Two-dimensional material MXene and its derivatives enhance the hydrogen storage properties of MgH2: A review and summary

Mg-based hydrogen storage alloys are a very promising hydrogen storage material in terms of mass and bulk hydrogen storage density, safety, stability and convenience, and very much in line with the specifications for in-vehicle use. However, MgH2 has been limited by high thermodynamic stability, slow hydrogen absorption/release kinetics, and short cycle life and has not been applied in the field of energy storage. For this reason, researchers have done extensive work to improve the kinetic and thermodynamic properties of MgH2 and have made relatively good progress. As an emerging member of the two-dimensional nanomaterial family, MXene has shown promising applications in clean energy production, conversion, and storage due to its two-dimensional layered structure, unique interlayer spacing, high specific surface area, and excellent chemical/physical stability. In particular, it showed excellent catalytic ability in modifying the hydrogen absorption/release properties of MgH2. Furthermore, MXene has the advantages of tunable components, abundant surface termini, and controllable layer thickness, which makes MXene both a highly active catalyst for MgH2 and an ideal nanoconfined carrier.
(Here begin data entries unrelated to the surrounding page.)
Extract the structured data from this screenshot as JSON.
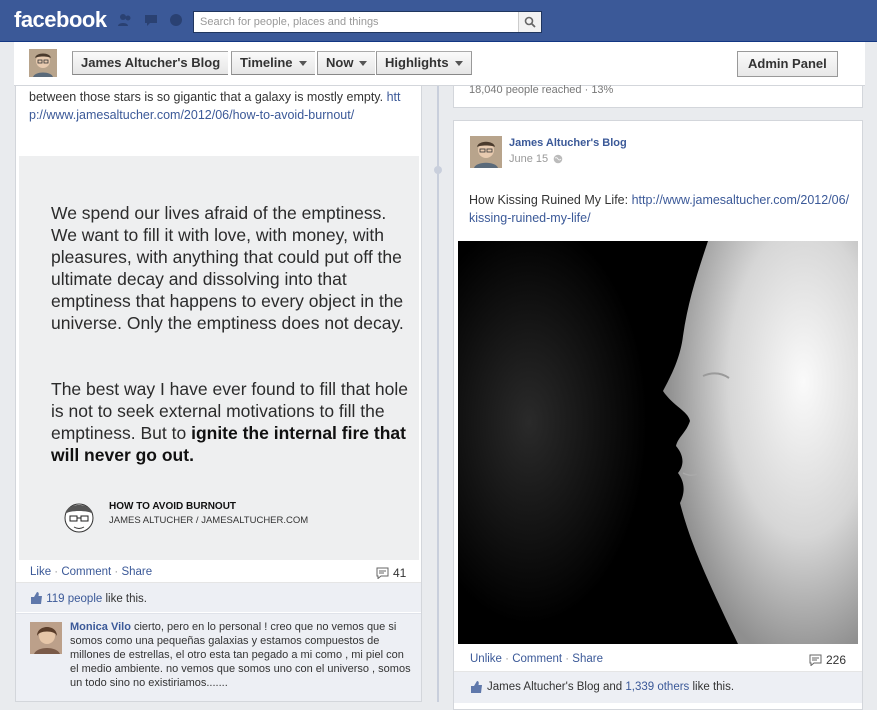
{
  "topbar": {
    "logo": "facebook",
    "search_placeholder": "Search for people, places and things"
  },
  "pagebar": {
    "page_name": "James Altucher's Blog",
    "tabs": [
      {
        "label": "Timeline"
      },
      {
        "label": "Now"
      },
      {
        "label": "Highlights"
      }
    ],
    "admin_label": "Admin Panel"
  },
  "left_post": {
    "text_prefix": "between those stars is so gigantic that a galaxy is mostly empty. ",
    "link": "http://www.jamesaltucher.com/2012/06/how-to-avoid-burnout/",
    "quote_p1": "We spend our lives afraid of the emptiness. We want to fill it with love, with money, with pleasures, with anything that could put off the ultimate decay and dissolving into that emptiness that happens to every object in the universe. Only the emptiness does not decay.",
    "quote_p2_normal": "The best way I have ever found to fill that hole is not to seek external motivations to fill the emptiness. But to ",
    "quote_p2_bold": "ignite the internal fire that will never go out.",
    "sig_title": "HOW TO AVOID BURNOUT",
    "sig_sub": "JAMES ALTUCHER / JAMESALTUCHER.COM",
    "actions": {
      "like": "Like",
      "comment": "Comment",
      "share": "Share"
    },
    "comment_count": "41",
    "likes_link": "119 people",
    "likes_suffix": " like this.",
    "comment": {
      "author": "Monica Vilo",
      "text": " cierto, pero en lo personal ! creo que no vemos que si somos como una pequeñas galaxias y estamos compuestos de millones de estrellas, el otro esta tan pegado a mi como , mi piel con el medio ambiente. no vemos que somos uno con el universo , somos un todo sino no existiriamos......."
    }
  },
  "right_top": {
    "reach": "18,040 people reached · 13%"
  },
  "right_post": {
    "author": "James Altucher's Blog",
    "date": "June 15",
    "text_prefix": "How Kissing Ruined My Life: ",
    "link": "http://www.jamesaltucher.com/2012/06/kissing-ruined-my-life/",
    "actions": {
      "unlike": "Unlike",
      "comment": "Comment",
      "share": "Share"
    },
    "comment_count": "226",
    "likes_name": "James Altucher's Blog",
    "likes_and": " and ",
    "likes_others": "1,339 others",
    "likes_suffix": " like this."
  },
  "colors": {
    "brand": "#3b5998",
    "link": "#3b5998",
    "ufi_bg": "#edeff4"
  }
}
In this article, we present the reader with an overview and elucidation of the development of the main methods for the preparation of MXene nanosheets and their derivatives in recent years and discuss the advantages or disadvantages of different synthesis strategies for obtaining MXene with different uses and properties. Meanwhile, the research progress of MXene as catalysts or carriers in enhancing the kinetic performance of hydrogen uptake/release of MgH2 was summarized, and the effects of different types of MXene on the kinetics and thermodynamics of MgH2 hydrogen uptake/release and their catalytic mechanisms were highlighted. The positive effects of MXene and its derivatives on the hydrogen uptake/release behavior of Mg/MgH2 were comprehensively and objectively evaluated. It also provides insights into the opportunities and challenges of designing and synthesizing highly active MXene catalysts for hydrogen storage.